Benetto returns to his old family home, and spends one more day with his mother, where in a number of previously unknown factors related to his difficult childhood and troubled relationship with his father are revealed to him. His mother assists him in resolving his issues and getting his life back on track. The day ends when Benetto regains consciousness at the scene of the accident in a police officer's arms.

The book's epilogue describes how Benetto was inspired by his experience to quit drinking and reconcile with family, including his daughter, Maria, before his death five years later. At the end, Maria is revealed to have been the narrator of the story.

== Reception ==

The book received polarised reviews from critics. Some praised the book heavily, remarking that it was "hugely effective" and "exceptional". Other commentators criticised the book as "syrupy" and "lazy, sloppy literature". Nevertheless, the book sold well, making it to the top of The New York Times Best Seller list.

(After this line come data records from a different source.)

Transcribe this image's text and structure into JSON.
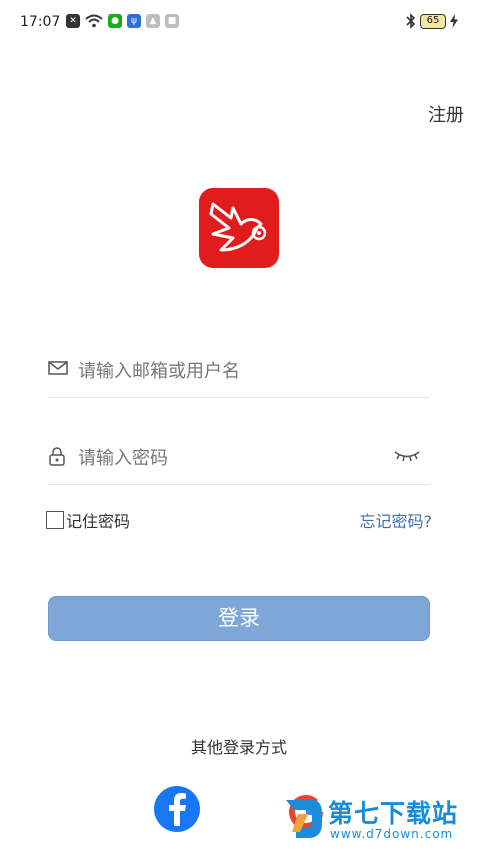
{
  "status_bar": {
    "time": "17:07",
    "battery": "65",
    "icons": [
      "notification-icon",
      "wifi-icon",
      "wechat-icon",
      "usb-icon",
      "app-icon",
      "app-icon"
    ]
  },
  "header": {
    "register_label": "注册"
  },
  "login_form": {
    "username_placeholder": "请输入邮箱或用户名",
    "password_placeholder": "请输入密码",
    "remember_label": "记住密码",
    "forgot_label": "忘记密码?",
    "login_button": "登录"
  },
  "other_login": {
    "title": "其他登录方式",
    "providers": [
      "facebook",
      "google"
    ]
  },
  "watermark": {
    "title": "第七下载站",
    "url": "www.d7down.com"
  },
  "colors": {
    "brand_red": "#e11c1c",
    "button_blue": "#7ea6d6",
    "link_blue": "#3d6fb2",
    "facebook": "#1877f2"
  }
}
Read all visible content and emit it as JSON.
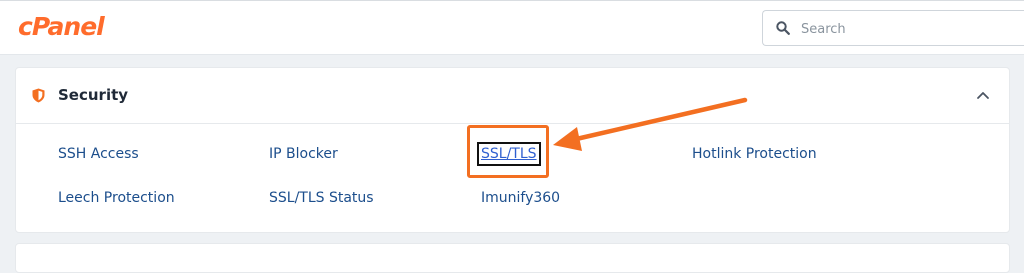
{
  "app": {
    "logo_text": "cPanel",
    "brand_color": "#ff6c2c"
  },
  "search": {
    "placeholder": "Search",
    "value": ""
  },
  "security_panel": {
    "title": "Security",
    "icon": "shield-icon",
    "collapse_icon": "chevron-up-icon",
    "items": [
      {
        "label": "SSH Access"
      },
      {
        "label": "IP Blocker"
      },
      {
        "label": "SSL/TLS"
      },
      {
        "label": "Hotlink Protection"
      },
      {
        "label": "Leech Protection"
      },
      {
        "label": "SSL/TLS Status"
      },
      {
        "label": "Imunify360"
      }
    ]
  },
  "annotation": {
    "color": "#f36f21"
  }
}
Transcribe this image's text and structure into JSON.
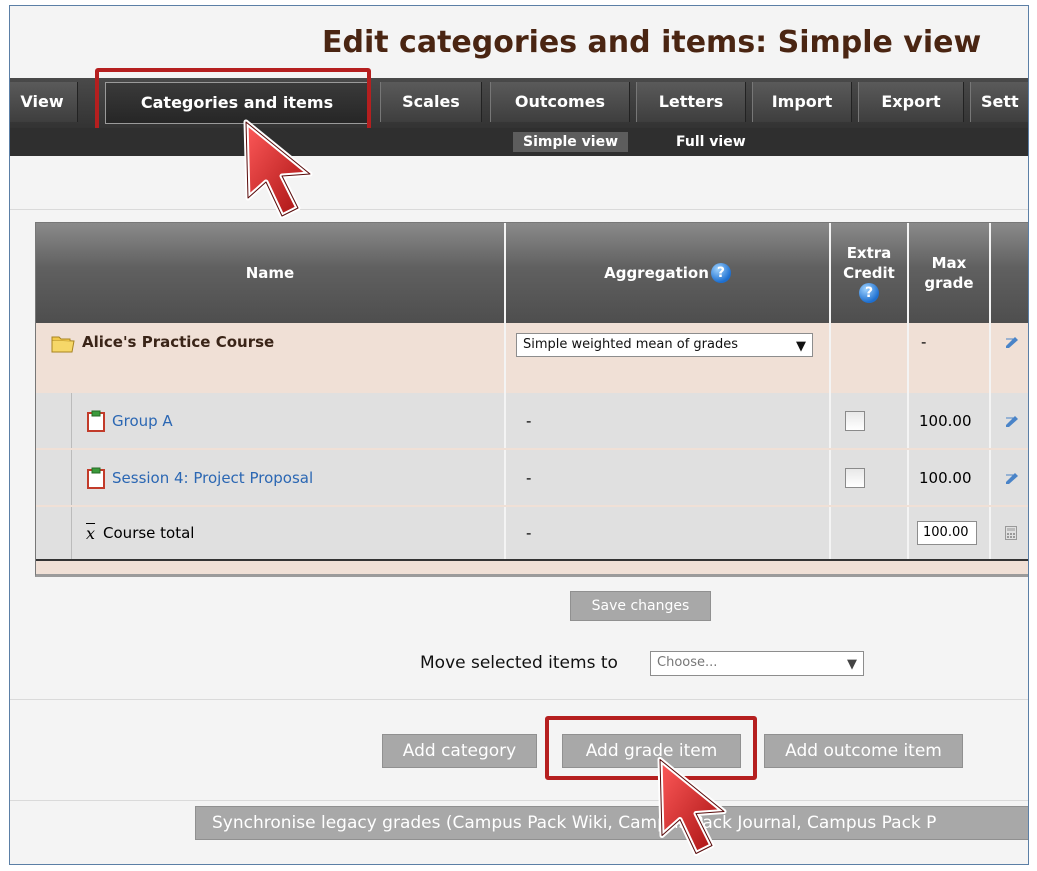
{
  "page_title": "Edit categories and items: Simple view",
  "tabs": [
    {
      "label": "View"
    },
    {
      "label": "Categories and items"
    },
    {
      "label": "Scales"
    },
    {
      "label": "Outcomes"
    },
    {
      "label": "Letters"
    },
    {
      "label": "Import"
    },
    {
      "label": "Export"
    },
    {
      "label": "Sett"
    }
  ],
  "subtabs": [
    {
      "label": "Simple view"
    },
    {
      "label": "Full view"
    }
  ],
  "table": {
    "headers": {
      "name": "Name",
      "aggregation": "Aggregation",
      "extra_credit_line1": "Extra",
      "extra_credit_line2": "Credit",
      "max_grade_line1": "Max",
      "max_grade_line2": "grade"
    },
    "rows": [
      {
        "name": "Alice's Practice Course",
        "aggregation": "Simple weighted mean of grades",
        "max_grade": "-"
      },
      {
        "name": "Group A",
        "aggregation": "-",
        "max_grade": "100.00"
      },
      {
        "name": "Session 4: Project Proposal",
        "aggregation": "-",
        "max_grade": "100.00"
      },
      {
        "name": "Course total",
        "aggregation": "-",
        "max_grade": "100.00"
      }
    ]
  },
  "actions": {
    "save_changes": "Save changes",
    "move_label": "Move selected items to",
    "move_select": "Choose...",
    "add_category": "Add category",
    "add_grade_item": "Add grade item",
    "add_outcome_item": "Add outcome item",
    "synchronise": "Synchronise legacy grades (Campus Pack Wiki, Campus Pack Journal, Campus Pack P"
  },
  "icons": {
    "folder": "folder-icon",
    "grade_item": "clipboard-icon",
    "course_total": "x-bar-icon",
    "help": "help-icon",
    "edit": "edit-icon",
    "calculator": "calculator-icon"
  },
  "colors": {
    "title": "#4a2512",
    "highlight": "#b51f1f",
    "link": "#2b67b3",
    "category_row": "#f0e0d6"
  }
}
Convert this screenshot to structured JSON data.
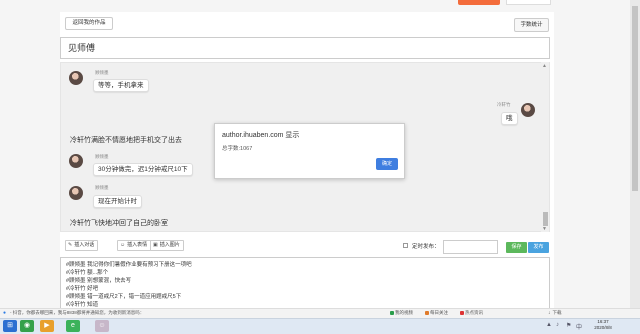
{
  "header": {
    "back_button": "返回我的作品",
    "word_stats_button": "字数统计",
    "title": "见师傅"
  },
  "dialogue": {
    "messages": [
      {
        "type": "bubble",
        "side": "left",
        "name": "顾倾墨",
        "text": "等等，手机拿来"
      },
      {
        "type": "bubble",
        "side": "right",
        "name": "冷轩竹",
        "text": "哦"
      },
      {
        "type": "narration",
        "text": "冷轩竹满脸不情愿地把手机交了出去"
      },
      {
        "type": "bubble",
        "side": "left",
        "name": "顾倾墨",
        "text": "30分钟做完，迟1分钟戒尺10下"
      },
      {
        "type": "bubble",
        "side": "left",
        "name": "顾倾墨",
        "text": "现在开始计时"
      },
      {
        "type": "narration",
        "text": "冷轩竹飞快地冲回了自己的卧室"
      }
    ]
  },
  "alert": {
    "title": "author.ihuaben.com 显示",
    "message": "总字数:1067",
    "ok_button": "确定"
  },
  "toolbar": {
    "insert_dialogue": "插入对话",
    "insert_emoji": "插入表情",
    "insert_image": "插入图片",
    "timed_publish_label": "定时发布：",
    "save_button": "保存",
    "publish_button": "发布"
  },
  "editor": {
    "lines": [
      "#顾倾墨 我记得你们暑假作业要有预习下册这一项吧",
      "#冷轩竹 额...那个",
      "#顾倾墨 别想蒙混，快去写",
      "#冷轩竹 好吧",
      "#顾倾墨 错一道戒尺2下，错一道应用题戒尺5下",
      "#冷轩竹 知道"
    ]
  },
  "statusbar": {
    "notice": "- 抖音，你都去哪回来，我与8838都将并通知您，为收到新消息吗：",
    "items": [
      "我的视频",
      "每日关注",
      "热点资讯"
    ],
    "download": "下载"
  },
  "taskbar": {
    "time": "16:37",
    "date": "2020/8/8"
  },
  "colors": {
    "accent_blue": "#3f7ee0",
    "save_green": "#5cb85c",
    "publish_blue": "#4aa3df",
    "top_orange": "#f36c3b"
  }
}
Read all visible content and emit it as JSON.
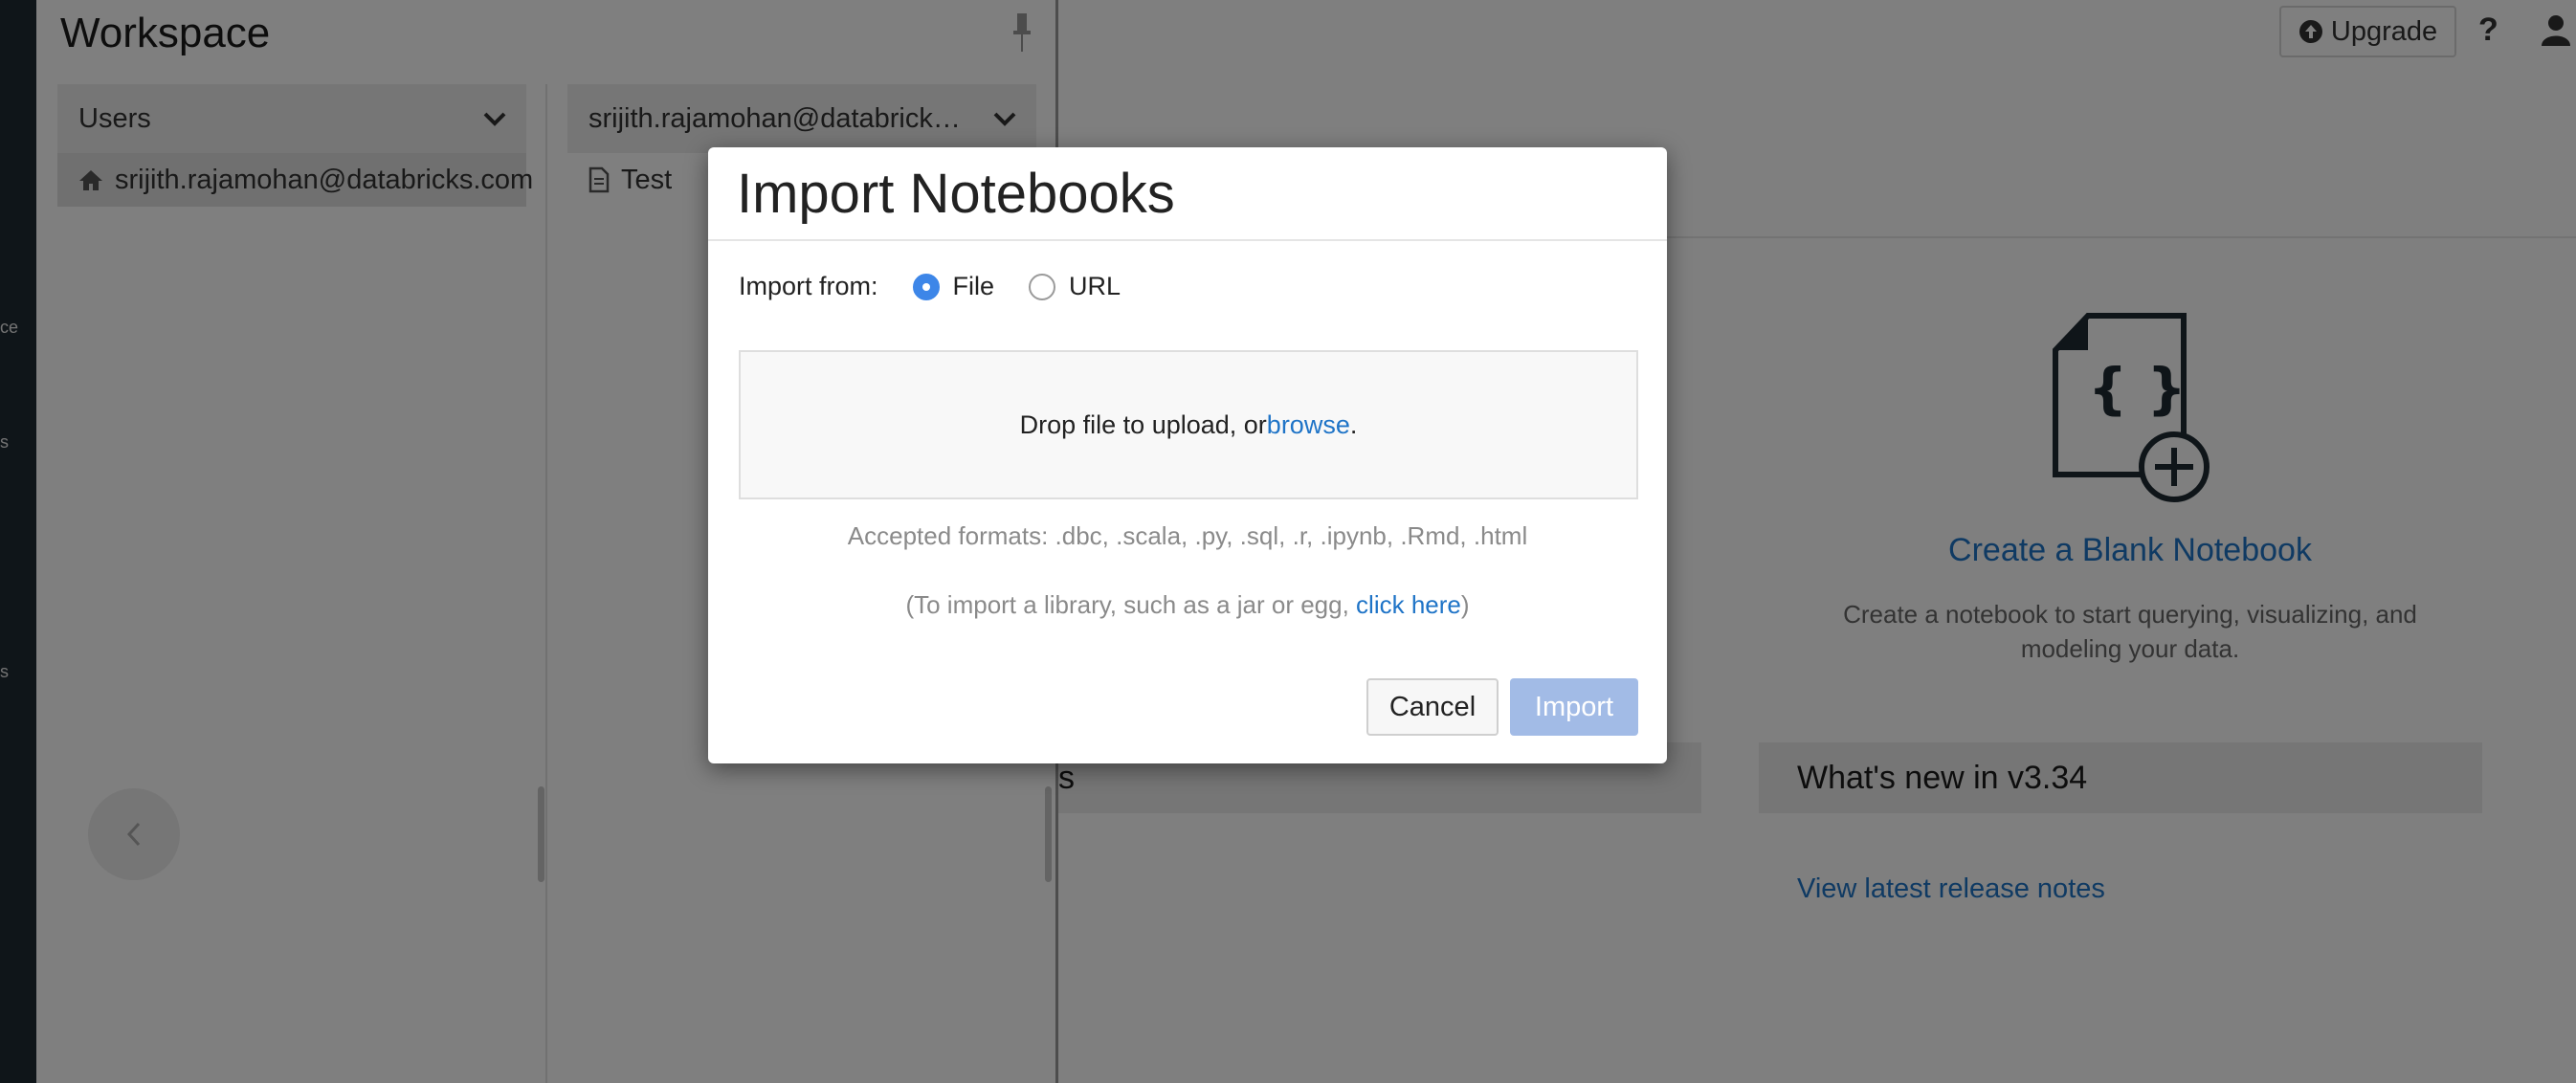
{
  "sidebar": {
    "fragments": [
      "ce",
      "s",
      "s"
    ]
  },
  "workspace": {
    "title": "Workspace",
    "left_column": {
      "header": "Users",
      "items": [
        {
          "label": "srijith.rajamohan@databricks.com"
        }
      ]
    },
    "right_column": {
      "header": "srijith.rajamohan@databricks.com",
      "items": [
        {
          "label": "Test"
        }
      ]
    }
  },
  "topbar": {
    "upgrade_label": "Upgrade",
    "help_label": "?"
  },
  "main": {
    "create_link": "Create a Blank Notebook",
    "create_desc_line1": "Create a notebook to start querying, visualizing, and",
    "create_desc_line2": "modeling your data.",
    "band_left_label": "s",
    "whats_new": "What's new in v3.34",
    "release_link": "View latest release notes"
  },
  "modal": {
    "title": "Import Notebooks",
    "import_from_label": "Import from:",
    "options": [
      {
        "label": "File",
        "selected": true
      },
      {
        "label": "URL",
        "selected": false
      }
    ],
    "drop_text": "Drop file to upload, or ",
    "browse_link": "browse",
    "drop_suffix": ".",
    "formats": "Accepted formats: .dbc, .scala, .py, .sql, .r, .ipynb, .Rmd, .html",
    "lib_prefix": "(To import a library, such as a jar or egg, ",
    "lib_link": "click here",
    "lib_suffix": ")",
    "cancel_label": "Cancel",
    "import_label": "Import"
  },
  "colors": {
    "accent": "#1f74c7",
    "radio": "#3d86e8",
    "import_disabled": "#a2bbe6",
    "sidebar": "#1e2a33"
  }
}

== Television adaptation ==
The book was adapted in a made-for-television movie called Oprah Winfrey Presents: Mitch Albom's For One More Day starring Michael Imperioli and Ellen Burstyn. It aired on ABC on December 9, 2007.

Despite praise for both Imperioli and Burstyn's performances, critics described the film with phrases such as "ludicrous" and "phony sincerity". The film won the 2007 Satellite Award in best television film category.